I'll finish the book tomorrow, then figure out how I'm going to approach the text when the incoming 9th grade students come on August 6th. They should be finished with the text by then, and I'll have 60 minutes to spend with all of them at that point, in a session devoted just to that text, and I need to figure out exactly what I want to do with it. We'll see.
I'm really glad my librarian passed the book onto me.
The book's description (via Publisher's Weekly): YA-Cedric Jennings is the illegitimate son of an off-and-on drug dealer/ex-con and a hardworking, badly paid mother; it is her single-minded vision to have the boy escape the mean ghetto streets unscathed.

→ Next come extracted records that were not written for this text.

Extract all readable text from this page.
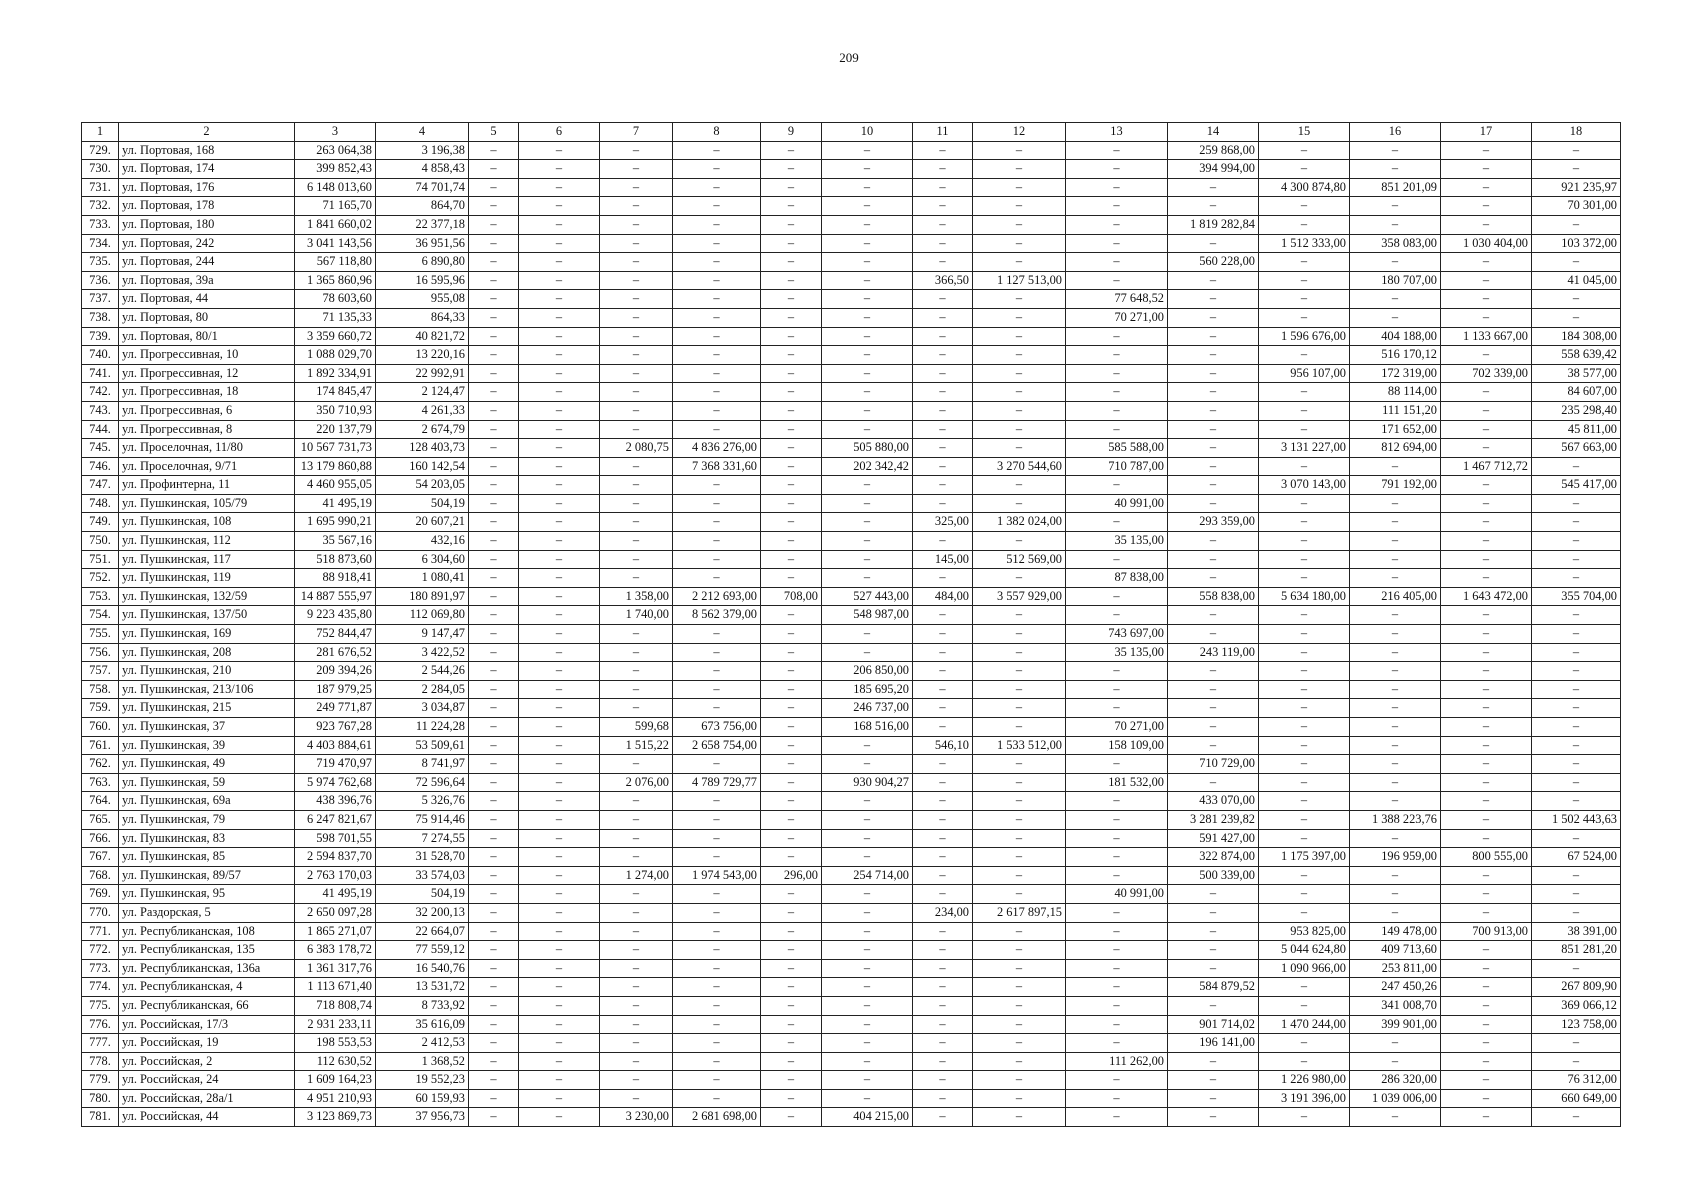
209
1	2	3	4	5	6	7	8	9	10	11	12	13	14	15	16	17	18
729.	ул. Портовая, 168	263 064,38	3 196,38	–	–	–	–	–	–	–	–	–	259 868,00	–	–	–	–
730.	ул. Портовая, 174	399 852,43	4 858,43	–	–	–	–	–	–	–	–	–	394 994,00	–	–	–	–
731.	ул. Портовая, 176	6 148 013,60	74 701,74	–	–	–	–	–	–	–	–	–	–	4 300 874,80	851 201,09	–	921 235,97
732.	ул. Портовая, 178	71 165,70	864,70	–	–	–	–	–	–	–	–	–	–	–	–	–	70 301,00
733.	ул. Портовая, 180	1 841 660,02	22 377,18	–	–	–	–	–	–	–	–	–	1 819 282,84	–	–	–	–
734.	ул. Портовая, 242	3 041 143,56	36 951,56	–	–	–	–	–	–	–	–	–	–	1 512 333,00	358 083,00	1 030 404,00	103 372,00
735.	ул. Портовая, 244	567 118,80	6 890,80	–	–	–	–	–	–	–	–	–	560 228,00	–	–	–	–
736.	ул. Портовая, 39а	1 365 860,96	16 595,96	–	–	–	–	–	–	366,50	1 127 513,00	–	–	–	180 707,00	–	41 045,00
737.	ул. Портовая, 44	78 603,60	955,08	–	–	–	–	–	–	–	–	77 648,52	–	–	–	–	–
738.	ул. Портовая, 80	71 135,33	864,33	–	–	–	–	–	–	–	–	70 271,00	–	–	–	–	–
739.	ул. Портовая, 80/1	3 359 660,72	40 821,72	–	–	–	–	–	–	–	–	–	–	1 596 676,00	404 188,00	1 133 667,00	184 308,00
740.	ул. Прогрессивная, 10	1 088 029,70	13 220,16	–	–	–	–	–	–	–	–	–	–	–	516 170,12	–	558 639,42
741.	ул. Прогрессивная, 12	1 892 334,91	22 992,91	–	–	–	–	–	–	–	–	–	–	956 107,00	172 319,00	702 339,00	38 577,00
742.	ул. Прогрессивная, 18	174 845,47	2 124,47	–	–	–	–	–	–	–	–	–	–	–	88 114,00	–	84 607,00
743.	ул. Прогрессивная, 6	350 710,93	4 261,33	–	–	–	–	–	–	–	–	–	–	–	111 151,20	–	235 298,40
744.	ул. Прогрессивная, 8	220 137,79	2 674,79	–	–	–	–	–	–	–	–	–	–	–	171 652,00	–	45 811,00
745.	ул. Проселочная, 11/80	10 567 731,73	128 403,73	–	–	2 080,75	4 836 276,00	–	505 880,00	–	–	585 588,00	–	3 131 227,00	812 694,00	–	567 663,00
746.	ул. Проселочная, 9/71	13 179 860,88	160 142,54	–	–	–	7 368 331,60	–	202 342,42	–	3 270 544,60	710 787,00	–	–	–	1 467 712,72	–
747.	ул. Профинтерна, 11	4 460 955,05	54 203,05	–	–	–	–	–	–	–	–	–	–	3 070 143,00	791 192,00	–	545 417,00
748.	ул. Пушкинская, 105/79	41 495,19	504,19	–	–	–	–	–	–	–	–	40 991,00	–	–	–	–	–
749.	ул. Пушкинская, 108	1 695 990,21	20 607,21	–	–	–	–	–	–	325,00	1 382 024,00	–	293 359,00	–	–	–	–
750.	ул. Пушкинская, 112	35 567,16	432,16	–	–	–	–	–	–	–	–	35 135,00	–	–	–	–	–
751.	ул. Пушкинская, 117	518 873,60	6 304,60	–	–	–	–	–	–	145,00	512 569,00	–	–	–	–	–	–
752.	ул. Пушкинская, 119	88 918,41	1 080,41	–	–	–	–	–	–	–	–	87 838,00	–	–	–	–	–
753.	ул. Пушкинская, 132/59	14 887 555,97	180 891,97	–	–	1 358,00	2 212 693,00	708,00	527 443,00	484,00	3 557 929,00	–	558 838,00	5 634 180,00	216 405,00	1 643 472,00	355 704,00
754.	ул. Пушкинская, 137/50	9 223 435,80	112 069,80	–	–	1 740,00	8 562 379,00	–	548 987,00	–	–	–	–	–	–	–	–
755.	ул. Пушкинская, 169	752 844,47	9 147,47	–	–	–	–	–	–	–	–	743 697,00	–	–	–	–	–
756.	ул. Пушкинская, 208	281 676,52	3 422,52	–	–	–	–	–	–	–	–	35 135,00	243 119,00	–	–	–	–
757.	ул. Пушкинская, 210	209 394,26	2 544,26	–	–	–	–	–	206 850,00	–	–	–	–	–	–	–	–
758.	ул. Пушкинская, 213/106	187 979,25	2 284,05	–	–	–	–	–	185 695,20	–	–	–	–	–	–	–	–
759.	ул. Пушкинская, 215	249 771,87	3 034,87	–	–	–	–	–	246 737,00	–	–	–	–	–	–	–	–
760.	ул. Пушкинская, 37	923 767,28	11 224,28	–	–	599,68	673 756,00	–	168 516,00	–	–	70 271,00	–	–	–	–	–
761.	ул. Пушкинская, 39	4 403 884,61	53 509,61	–	–	1 515,22	2 658 754,00	–	–	546,10	1 533 512,00	158 109,00	–	–	–	–	–
762.	ул. Пушкинская, 49	719 470,97	8 741,97	–	–	–	–	–	–	–	–	–	710 729,00	–	–	–	–
763.	ул. Пушкинская, 59	5 974 762,68	72 596,64	–	–	2 076,00	4 789 729,77	–	930 904,27	–	–	181 532,00	–	–	–	–	–
764.	ул. Пушкинская, 69а	438 396,76	5 326,76	–	–	–	–	–	–	–	–	–	433 070,00	–	–	–	–
765.	ул. Пушкинская, 79	6 247 821,67	75 914,46	–	–	–	–	–	–	–	–	–	3 281 239,82	–	1 388 223,76	–	1 502 443,63
766.	ул. Пушкинская, 83	598 701,55	7 274,55	–	–	–	–	–	–	–	–	–	591 427,00	–	–	–	–
767.	ул. Пушкинская, 85	2 594 837,70	31 528,70	–	–	–	–	–	–	–	–	–	322 874,00	1 175 397,00	196 959,00	800 555,00	67 524,00
768.	ул. Пушкинская, 89/57	2 763 170,03	33 574,03	–	–	1 274,00	1 974 543,00	296,00	254 714,00	–	–	–	500 339,00	–	–	–	–
769.	ул. Пушкинская, 95	41 495,19	504,19	–	–	–	–	–	–	–	–	40 991,00	–	–	–	–	–
770.	ул. Раздорская, 5	2 650 097,28	32 200,13	–	–	–	–	–	–	234,00	2 617 897,15	–	–	–	–	–	–
771.	ул. Республиканская, 108	1 865 271,07	22 664,07	–	–	–	–	–	–	–	–	–	–	953 825,00	149 478,00	700 913,00	38 391,00
772.	ул. Республиканская, 135	6 383 178,72	77 559,12	–	–	–	–	–	–	–	–	–	–	5 044 624,80	409 713,60	–	851 281,20
773.	ул. Республиканская, 136а	1 361 317,76	16 540,76	–	–	–	–	–	–	–	–	–	–	1 090 966,00	253 811,00	–	–
774.	ул. Республиканская, 4	1 113 671,40	13 531,72	–	–	–	–	–	–	–	–	–	584 879,52	–	247 450,26	–	267 809,90
775.	ул. Республиканская, 66	718 808,74	8 733,92	–	–	–	–	–	–	–	–	–	–	–	341 008,70	–	369 066,12
776.	ул. Российская, 17/3	2 931 233,11	35 616,09	–	–	–	–	–	–	–	–	–	901 714,02	1 470 244,00	399 901,00	–	123 758,00
777.	ул. Российская, 19	198 553,53	2 412,53	–	–	–	–	–	–	–	–	–	196 141,00	–	–	–	–
778.	ул. Российская, 2	112 630,52	1 368,52	–	–	–	–	–	–	–	–	111 262,00	–	–	–	–	–
779.	ул. Российская, 24	1 609 164,23	19 552,23	–	–	–	–	–	–	–	–	–	–	1 226 980,00	286 320,00	–	76 312,00
780.	ул. Российская, 28а/1	4 951 210,93	60 159,93	–	–	–	–	–	–	–	–	–	–	3 191 396,00	1 039 006,00	–	660 649,00
781.	ул. Российская, 44	3 123 869,73	37 956,73	–	–	3 230,00	2 681 698,00	–	404 215,00	–	–	–	–	–	–	–	–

Cedric has listened to her and is, as the book opens, an A student at a run-down, dispirited Washington, DC, high school, where he treads a thin line between being tagged a nerd and being beaten by gang leaders. Suskind, a Wall Street Journal reporter, follows the African-American youth through his last two years of high school and freshman year at Brown University. Inspirational sermons at a Pentecostal church, guidance from his mother, a love of black music and singing, and a refuge in the logic of math combine with the young man's determination and faith in the future to keep him focused on his goal of a topflight college education. Despite many low moments and setbacks, Jennings's story is one of triumph within both cultures, black and white, which together and separately put tremendous obstacles in his path out of the inner city. It is a privilege and an inspiration for readers to accompany Cedric on part of his long, difficult journey to maturity. His journey continues at this moment, since he is now a senior at Brown this fall. YAs of any background will be introduced to new worlds here.